The deadlines vary according to the type of claim as well as other factors. A victim should consult an aviation lawyer to determine which deadline applies. Some of the more common deadlines that may apply in California cases:
- Cases involving International Air Travel (Warsaw and Montreal Conventions) – Lawsuit must be filed within 2 years of the aircraft’s arrival (or expected arrival) at the destination.
- Cases against California Governmental Entities (such as those involving municipal airports) – Victim must file a special governmental Claim Form (pdf) within 6 months of accident or no lawsuit is thereafter allowed; lawsuit must be filed no later than 6 months after the governmental agency rejects the claim.
- Cases alleging negligence or products liability (including design defect) – Lawsuit must be filed within 2 years of accident.
- Cases against the Federal Government (such as those involving weather reporting or air traffic control errors) – Victim must file a special Federal Tort Claims Act Claim Form (pdf) within 2 years of accident or injury; suit must be filed no later than 6 months after government rejects the claim.
- Cases against EMS Helicopter/Air Ambulance Operators, if MICRA applies – Lawuit must be filed within 3 years of accident; other pre-filing requirements may apply.

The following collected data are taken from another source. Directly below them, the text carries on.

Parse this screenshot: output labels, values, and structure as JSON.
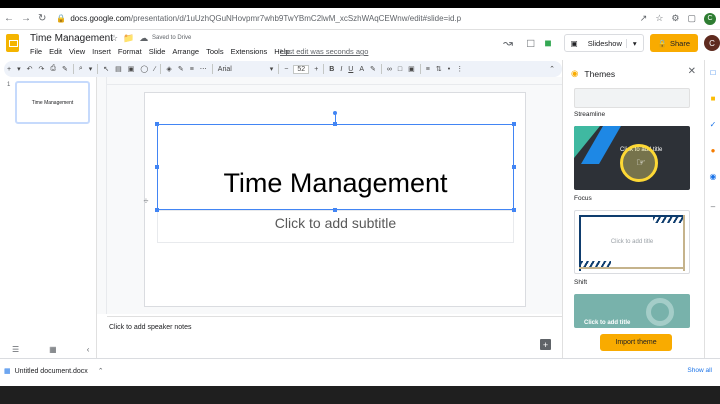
{
  "browser": {
    "url_host": "docs.google.com",
    "url_path": "/presentation/d/1uUzhQGuNHovpmr7whb9TwYBmC2lwM_xcSzhWAqCEWnw/edit#slide=id.p"
  },
  "app": {
    "doc_title": "Time Management",
    "saved_status": "Saved to Drive",
    "menus": [
      "File",
      "Edit",
      "View",
      "Insert",
      "Format",
      "Slide",
      "Arrange",
      "Tools",
      "Extensions",
      "Help"
    ],
    "last_edit": "Last edit was seconds ago",
    "slideshow_label": "Slideshow",
    "share_label": "Share",
    "avatar_letter": "C",
    "brand_color": "#f4b400",
    "accent_color": "#4285f4"
  },
  "toolbar": {
    "font": "Arial",
    "font_size": "52"
  },
  "filmstrip": {
    "slide_number": "1",
    "thumb_title": "Time Management"
  },
  "slide": {
    "title": "Time Management",
    "subtitle": "Click to add subtitle"
  },
  "notes": {
    "placeholder": "Click to add speaker notes"
  },
  "themes_panel": {
    "title": "Themes",
    "themes": [
      {
        "name": "Streamline",
        "preview_text": ""
      },
      {
        "name": "Focus",
        "preview_text": "Click to add title"
      },
      {
        "name": "Shift",
        "preview_text": "Click to add title"
      },
      {
        "name": "",
        "preview_text": "Click to add title"
      }
    ],
    "import_label": "Import theme"
  },
  "downloads": {
    "file": "Untitled document.docx",
    "show_all": "Show all"
  }
}
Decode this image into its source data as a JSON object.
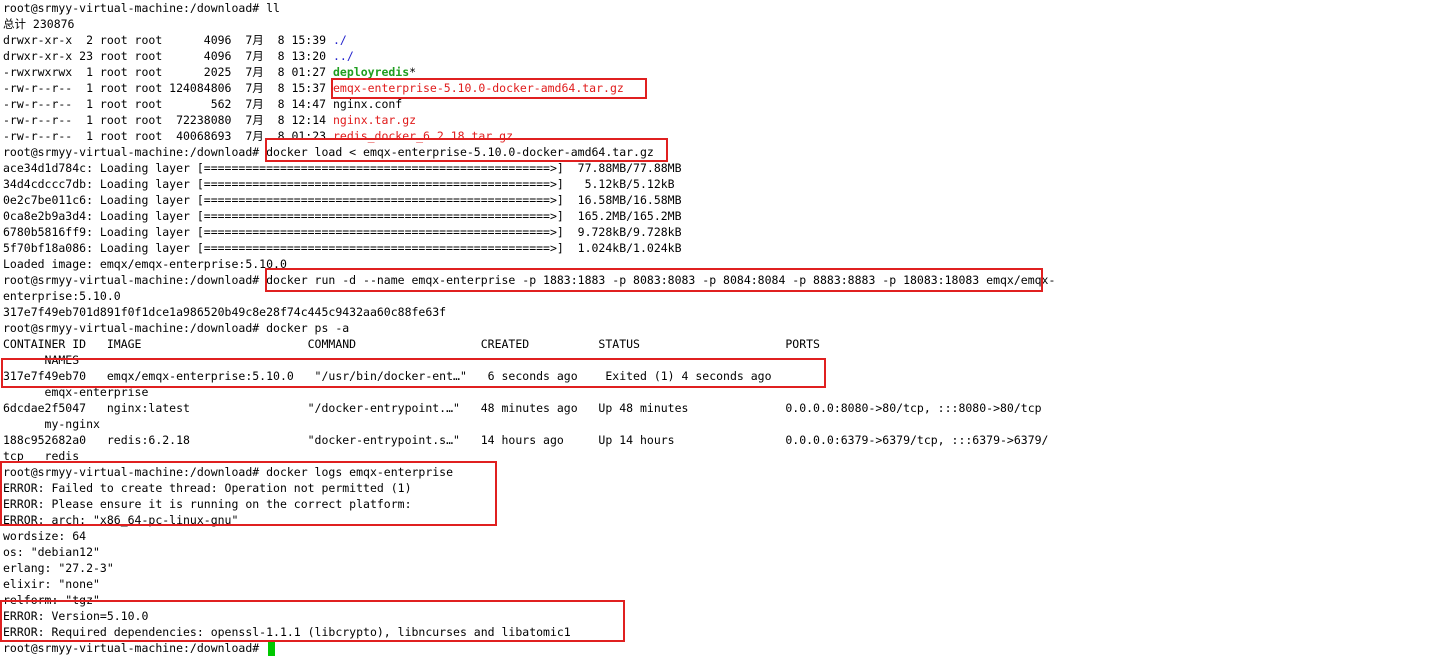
{
  "colors": {
    "background": "#ffffff",
    "text": "#000000",
    "directory": "#2222cc",
    "executable": "#1f9e1f",
    "archive": "#e01b1b",
    "highlight_box": "#e02020",
    "cursor": "#00c800"
  },
  "terminal": {
    "lines": [
      [
        {
          "t": "root@srmyy-virtual-machine:/download# ll"
        }
      ],
      [
        {
          "t": "总计 230876"
        }
      ],
      [
        {
          "t": "drwxr-xr-x  2 root root      4096  7月  8 15:39 "
        },
        {
          "t": "./",
          "c": "dir"
        }
      ],
      [
        {
          "t": "drwxr-xr-x 23 root root      4096  7月  8 13:20 "
        },
        {
          "t": "../",
          "c": "dir"
        }
      ],
      [
        {
          "t": "-rwxrwxrwx  1 root root      2025  7月  8 01:27 "
        },
        {
          "t": "deployredis",
          "c": "exec"
        },
        {
          "t": "*"
        }
      ],
      [
        {
          "t": "-rw-r--r--  1 root root 124084806  7月  8 15:37 "
        },
        {
          "t": "emqx-enterprise-5.10.0-docker-amd64.tar.gz",
          "c": "archive"
        }
      ],
      [
        {
          "t": "-rw-r--r--  1 root root       562  7月  8 14:47 nginx.conf"
        }
      ],
      [
        {
          "t": "-rw-r--r--  1 root root  72238080  7月  8 12:14 "
        },
        {
          "t": "nginx.tar.gz",
          "c": "archive"
        }
      ],
      [
        {
          "t": "-rw-r--r--  1 root root  40068693  7月  8 01:23 "
        },
        {
          "t": "redis_docker_6.2.18.tar.gz",
          "c": "archive"
        }
      ],
      [
        {
          "t": "root@srmyy-virtual-machine:/download# docker load < emqx-enterprise-5.10.0-docker-amd64.tar.gz"
        }
      ],
      [
        {
          "t": "ace34d1d784c: Loading layer [==================================================>]  77.88MB/77.88MB"
        }
      ],
      [
        {
          "t": "34d4cdccc7db: Loading layer [==================================================>]   5.12kB/5.12kB"
        }
      ],
      [
        {
          "t": "0e2c7be011c6: Loading layer [==================================================>]  16.58MB/16.58MB"
        }
      ],
      [
        {
          "t": "0ca8e2b9a3d4: Loading layer [==================================================>]  165.2MB/165.2MB"
        }
      ],
      [
        {
          "t": "6780b5816ff9: Loading layer [==================================================>]  9.728kB/9.728kB"
        }
      ],
      [
        {
          "t": "5f70bf18a086: Loading layer [==================================================>]  1.024kB/1.024kB"
        }
      ],
      [
        {
          "t": "Loaded image: emqx/emqx-enterprise:5.10.0"
        }
      ],
      [
        {
          "t": "root@srmyy-virtual-machine:/download# docker run -d --name emqx-enterprise -p 1883:1883 -p 8083:8083 -p 8084:8084 -p 8883:8883 -p 18083:18083 emqx/emqx-"
        }
      ],
      [
        {
          "t": "enterprise:5.10.0"
        }
      ],
      [
        {
          "t": "317e7f49eb701d891f0f1dce1a986520b49c8e28f74c445c9432aa60c88fe63f"
        }
      ],
      [
        {
          "t": "root@srmyy-virtual-machine:/download# docker ps -a"
        }
      ],
      [
        {
          "t": "CONTAINER ID   IMAGE                        COMMAND                  CREATED          STATUS                     PORTS"
        }
      ],
      [
        {
          "t": "      NAMES"
        }
      ],
      [
        {
          "t": "317e7f49eb70   emqx/emqx-enterprise:5.10.0   \"/usr/bin/docker-ent…\"   6 seconds ago    Exited (1) 4 seconds ago"
        }
      ],
      [
        {
          "t": "      emqx-enterprise"
        }
      ],
      [
        {
          "t": "6dcdae2f5047   nginx:latest                 \"/docker-entrypoint.…\"   48 minutes ago   Up 48 minutes              0.0.0.0:8080->80/tcp, :::8080->80/tcp"
        }
      ],
      [
        {
          "t": "      my-nginx"
        }
      ],
      [
        {
          "t": "188c952682a0   redis:6.2.18                 \"docker-entrypoint.s…\"   14 hours ago     Up 14 hours                0.0.0.0:6379->6379/tcp, :::6379->6379/"
        }
      ],
      [
        {
          "t": "tcp   redis"
        }
      ],
      [
        {
          "t": "root@srmyy-virtual-machine:/download# docker logs emqx-enterprise"
        }
      ],
      [
        {
          "t": "ERROR: Failed to create thread: Operation not permitted (1)"
        }
      ],
      [
        {
          "t": "ERROR: Please ensure it is running on the correct platform:"
        }
      ],
      [
        {
          "t": "ERROR: arch: \"x86_64-pc-linux-gnu\""
        }
      ],
      [
        {
          "t": "wordsize: 64"
        }
      ],
      [
        {
          "t": "os: \"debian12\""
        }
      ],
      [
        {
          "t": "erlang: \"27.2-3\""
        }
      ],
      [
        {
          "t": "elixir: \"none\""
        }
      ],
      [
        {
          "t": "relform: \"tgz\""
        }
      ],
      [
        {
          "t": "ERROR: Version=5.10.0"
        }
      ],
      [
        {
          "t": "ERROR: Required dependencies: openssl-1.1.1 (libcrypto), libncurses and libatomic1"
        }
      ],
      [
        {
          "t": "root@srmyy-virtual-machine:/download# "
        }
      ]
    ]
  }
}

Otherwise, lawsuit must be filed within 2 years of accident.
- Claims against the estate of someone who caused the accident but who has since died are often subject to shorter statutes of limitations than set forth above. Some deadlines are as short as 6 months.
- Cases against aircraft manufacturer – (including those alleging design defect) – No lawsuit allowed if accident occurred more than 18 years after date of manufacturer of aircraft of part causing the injury, subject to certain exceptions set forth in the General Aviation Revitalization Act.
Some deadlines are extended under special circumstances, such as when the victim is a child. On the other hand, some deadlines, like the 2- year Warsaw Convention deadline, are not extended for any reason.